What John Green is doing is simply replacing one ideal (skinny pretty girl) with another (quirky cute girl), and then he pretends like his version is somehow “woke” because it’s not based on physical appearance (though all of the women in his books are also physically attractive. Hmmm. Guess “nerd girls” are only “viable resources” when they aren’t hard to look at?).
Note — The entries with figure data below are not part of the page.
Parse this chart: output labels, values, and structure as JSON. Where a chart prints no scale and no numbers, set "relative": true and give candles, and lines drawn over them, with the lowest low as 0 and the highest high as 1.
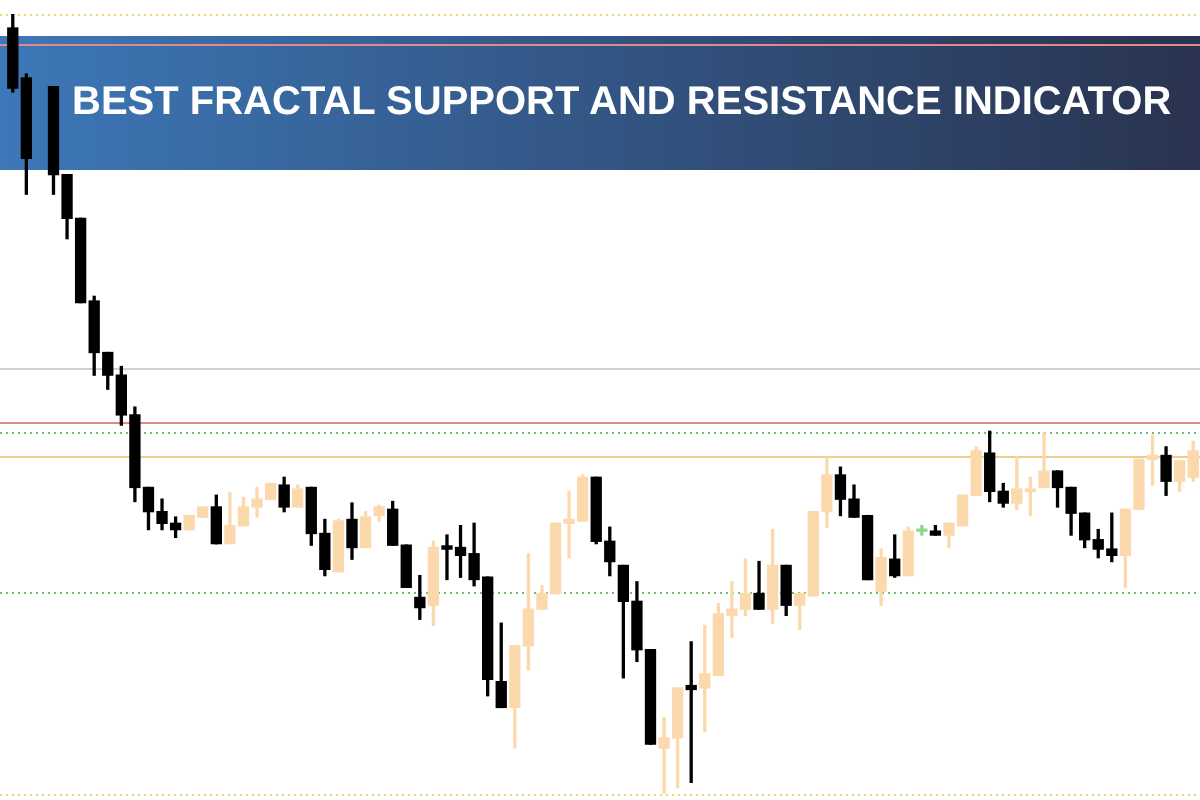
{
  "chart_data": {
    "type": "candlestick",
    "title": "BEST FRACTAL SUPPORT AND RESISTANCE INDICATOR",
    "relative": true,
    "tick_labels": false,
    "legend": false,
    "categories": [
      null,
      null,
      null,
      null,
      null,
      null,
      null,
      null,
      null,
      null,
      null,
      null,
      null,
      null,
      null,
      null,
      null,
      null,
      null,
      null,
      null,
      null,
      null,
      null,
      null,
      null,
      null,
      null,
      null,
      null,
      null,
      null,
      null,
      null,
      null,
      null,
      null,
      null,
      null,
      null,
      null,
      null,
      null,
      null,
      null,
      null,
      null,
      null,
      null,
      null,
      null,
      null,
      null,
      null,
      null,
      null,
      null,
      null,
      null,
      null,
      null,
      null,
      null,
      null,
      null,
      null,
      null,
      null,
      null,
      null,
      null,
      null,
      null,
      null,
      null,
      null,
      null,
      null,
      null,
      null,
      null,
      null,
      null,
      null,
      null,
      null,
      null,
      null
    ],
    "ohlc": [
      [
        0.982,
        1.0,
        0.9,
        0.905
      ],
      [
        0.918,
        0.923,
        0.769,
        0.815
      ],
      null,
      [
        0.907,
        0.907,
        0.769,
        0.794
      ],
      [
        0.794,
        0.794,
        0.712,
        0.738
      ],
      [
        0.738,
        0.738,
        0.63,
        0.63
      ],
      [
        0.632,
        0.638,
        0.537,
        0.566
      ],
      [
        0.566,
        0.566,
        0.519,
        0.537
      ],
      [
        0.537,
        0.548,
        0.473,
        0.486
      ],
      [
        0.486,
        0.496,
        0.375,
        0.393
      ],
      [
        0.393,
        0.393,
        0.339,
        0.362
      ],
      [
        0.362,
        0.378,
        0.339,
        0.347
      ],
      [
        0.347,
        0.355,
        0.329,
        0.339
      ],
      [
        0.339,
        0.357,
        0.339,
        0.357
      ],
      [
        0.355,
        0.368,
        0.355,
        0.368
      ],
      [
        0.368,
        0.383,
        0.321,
        0.321
      ],
      [
        0.321,
        0.386,
        0.321,
        0.344
      ],
      [
        0.344,
        0.38,
        0.344,
        0.368
      ],
      [
        0.368,
        0.393,
        0.355,
        0.378
      ],
      [
        0.378,
        0.398,
        0.378,
        0.398
      ],
      [
        0.396,
        0.406,
        0.362,
        0.368
      ],
      [
        0.368,
        0.396,
        0.368,
        0.391
      ],
      [
        0.393,
        0.393,
        0.319,
        0.334
      ],
      [
        0.334,
        0.352,
        0.28,
        0.288
      ],
      [
        0.285,
        0.352,
        0.285,
        0.35
      ],
      [
        0.352,
        0.373,
        0.301,
        0.316
      ],
      [
        0.316,
        0.362,
        0.316,
        0.355
      ],
      [
        0.357,
        0.37,
        0.35,
        0.368
      ],
      [
        0.365,
        0.375,
        0.319,
        0.319
      ],
      [
        0.319,
        0.319,
        0.265,
        0.265
      ],
      [
        0.252,
        0.28,
        0.224,
        0.239
      ],
      [
        0.242,
        0.324,
        0.216,
        0.316
      ],
      [
        0.318,
        0.332,
        0.275,
        0.314
      ],
      [
        0.316,
        0.344,
        0.278,
        0.306
      ],
      [
        0.308,
        0.347,
        0.267,
        0.275
      ],
      [
        0.278,
        0.278,
        0.126,
        0.147
      ],
      [
        0.144,
        0.219,
        0.111,
        0.111
      ],
      [
        0.111,
        0.19,
        0.059,
        0.19
      ],
      [
        0.19,
        0.308,
        0.159,
        0.237
      ],
      [
        0.237,
        0.267,
        0.237,
        0.257
      ],
      [
        0.257,
        0.347,
        0.257,
        0.347
      ],
      [
        0.347,
        0.388,
        0.303,
        0.352
      ],
      [
        0.35,
        0.409,
        0.35,
        0.406
      ],
      [
        0.406,
        0.406,
        0.321,
        0.324
      ],
      [
        0.324,
        0.342,
        0.28,
        0.298
      ],
      [
        0.293,
        0.293,
        0.149,
        0.247
      ],
      [
        0.247,
        0.272,
        0.17,
        0.185
      ],
      [
        0.185,
        0.185,
        0.064,
        0.064
      ],
      [
        0.059,
        0.098,
        0.0,
        0.072
      ],
      [
        0.072,
        0.136,
        0.008,
        0.136
      ],
      [
        0.139,
        0.195,
        0.015,
        0.134
      ],
      [
        0.136,
        0.216,
        0.08,
        0.154
      ],
      [
        0.152,
        0.244,
        0.152,
        0.231
      ],
      [
        0.229,
        0.272,
        0.201,
        0.237
      ],
      [
        0.237,
        0.301,
        0.229,
        0.257
      ],
      [
        0.257,
        0.298,
        0.237,
        0.237
      ],
      [
        0.237,
        0.339,
        0.219,
        0.293
      ],
      [
        0.293,
        0.293,
        0.229,
        0.242
      ],
      [
        0.242,
        0.257,
        0.211,
        0.257
      ],
      [
        0.254,
        0.362,
        0.254,
        0.362
      ],
      [
        0.362,
        0.432,
        0.342,
        0.409
      ],
      [
        0.409,
        0.419,
        0.357,
        0.378
      ],
      [
        0.378,
        0.396,
        0.355,
        0.355
      ],
      [
        0.357,
        0.357,
        0.275,
        0.275
      ],
      [
        0.26,
        0.314,
        0.242,
        0.303
      ],
      [
        0.301,
        0.332,
        0.278,
        0.28
      ],
      [
        0.28,
        0.342,
        0.28,
        0.337
      ],
      [
        0.337,
        0.344,
        0.332,
        0.339
      ],
      [
        0.337,
        0.344,
        0.332,
        0.332
      ],
      [
        0.332,
        0.347,
        0.316,
        0.347
      ],
      [
        0.344,
        0.383,
        0.344,
        0.383
      ],
      [
        0.383,
        0.445,
        0.383,
        0.44
      ],
      [
        0.437,
        0.465,
        0.375,
        0.388
      ],
      [
        0.388,
        0.398,
        0.368,
        0.373
      ],
      [
        0.373,
        0.432,
        0.365,
        0.391
      ],
      [
        0.388,
        0.406,
        0.357,
        0.391
      ],
      [
        0.393,
        0.463,
        0.393,
        0.414
      ],
      [
        0.414,
        0.414,
        0.368,
        0.393
      ],
      [
        0.393,
        0.393,
        0.332,
        0.36
      ],
      [
        0.36,
        0.36,
        0.316,
        0.326
      ],
      [
        0.326,
        0.339,
        0.303,
        0.314
      ],
      [
        0.314,
        0.36,
        0.298,
        0.306
      ],
      [
        0.306,
        0.365,
        0.265,
        0.365
      ],
      [
        0.365,
        0.429,
        0.365,
        0.429
      ],
      [
        0.429,
        0.46,
        0.396,
        0.434
      ],
      [
        0.434,
        0.445,
        0.383,
        0.401
      ],
      [
        0.401,
        0.427,
        0.388,
        0.427
      ],
      [
        0.406,
        0.452,
        0.401,
        0.44
      ]
    ],
    "colors": [
      "#000000",
      "#000000",
      null,
      "#000000",
      "#000000",
      "#000000",
      "#000000",
      "#000000",
      "#000000",
      "#000000",
      "#000000",
      "#000000",
      "#000000",
      "#fcd9ac",
      "#fcd9ac",
      "#000000",
      "#fcd9ac",
      "#fcd9ac",
      "#fcd9ac",
      "#fcd9ac",
      "#000000",
      "#fcd9ac",
      "#000000",
      "#000000",
      "#fcd9ac",
      "#000000",
      "#fcd9ac",
      "#fcd9ac",
      "#000000",
      "#000000",
      "#000000",
      "#fcd9ac",
      "#000000",
      "#000000",
      "#000000",
      "#000000",
      "#000000",
      "#fcd9ac",
      "#fcd9ac",
      "#fcd9ac",
      "#fcd9ac",
      "#fcd9ac",
      "#fcd9ac",
      "#000000",
      "#000000",
      "#000000",
      "#000000",
      "#000000",
      "#fcd9ac",
      "#fcd9ac",
      "#000000",
      "#fcd9ac",
      "#fcd9ac",
      "#fcd9ac",
      "#fcd9ac",
      "#000000",
      "#fcd9ac",
      "#000000",
      "#fcd9ac",
      "#fcd9ac",
      "#fcd9ac",
      "#000000",
      "#000000",
      "#000000",
      "#fcd9ac",
      "#000000",
      "#fcd9ac",
      "#8fd88f",
      "#000000",
      "#fcd9ac",
      "#fcd9ac",
      "#fcd9ac",
      "#000000",
      "#000000",
      "#fcd9ac",
      "#fcd9ac",
      "#fcd9ac",
      "#000000",
      "#000000",
      "#000000",
      "#000000",
      "#000000",
      "#fcd9ac",
      "#fcd9ac",
      "#fcd9ac",
      "#000000",
      "#fcd9ac",
      "#fcd9ac"
    ],
    "ref_lines": [
      {
        "axis": "y",
        "value": 1.0,
        "color": "#f3d36b",
        "line_style": "dotted"
      },
      {
        "axis": "y",
        "value": 0.961,
        "color": "#e08a8a",
        "line_style": "solid"
      },
      {
        "axis": "y",
        "value": 0.545,
        "color": "#d0d0d0",
        "line_style": "solid"
      },
      {
        "axis": "y",
        "value": 0.476,
        "color": "#de8a8a",
        "line_style": "solid"
      },
      {
        "axis": "y",
        "value": 0.465,
        "color": "#6cbf6c",
        "line_style": "dotted"
      },
      {
        "axis": "y",
        "value": 0.434,
        "color": "#f4c98e",
        "line_style": "solid"
      },
      {
        "axis": "y",
        "value": 0.26,
        "color": "#6cbf6c",
        "line_style": "dotted"
      },
      {
        "axis": "y",
        "value": 0,
        "color": "#f3d36b",
        "line_style": "dotted"
      }
    ]
  }
}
And trust me, I’ve been down this path. I’ve been taken in by guys who try to make me feel ~special~ by putting down other women, and it leads to absolutely nothing good. It doesn’t make you feel better. It just makes you feel angry and resentful, and that’s not a place you want to be in. In fact, this was a mentality I had recently escaped from around the time I picked up this book. Seeing someone with as much influence as John Green parroting this specific brand of toxic shit to exactly the audience that would be most likely to feed into it? I was never going to be able to like the guy, sorry.
I know some people are able to “separate the art from the artist”, and I might have been willing to do that had the book actually been good… but it wasn’t. So in the end the book just looked worse for all of the author’s shortcomings.
So yeah, in summary: The book was mediocre at best, the author pushed all of my angry feminist buttons, and elements of the fanbase were annoying, condescending, and spiteful. I didn’t like the book in the first place due to the myriad of problems plaguing it, but everything else just made it look so much worse in hindsight.
Anyways, this probably got kind of ranty, but it was cathartic and I did make this blog to vent about dumb stuff. I think this qualifies.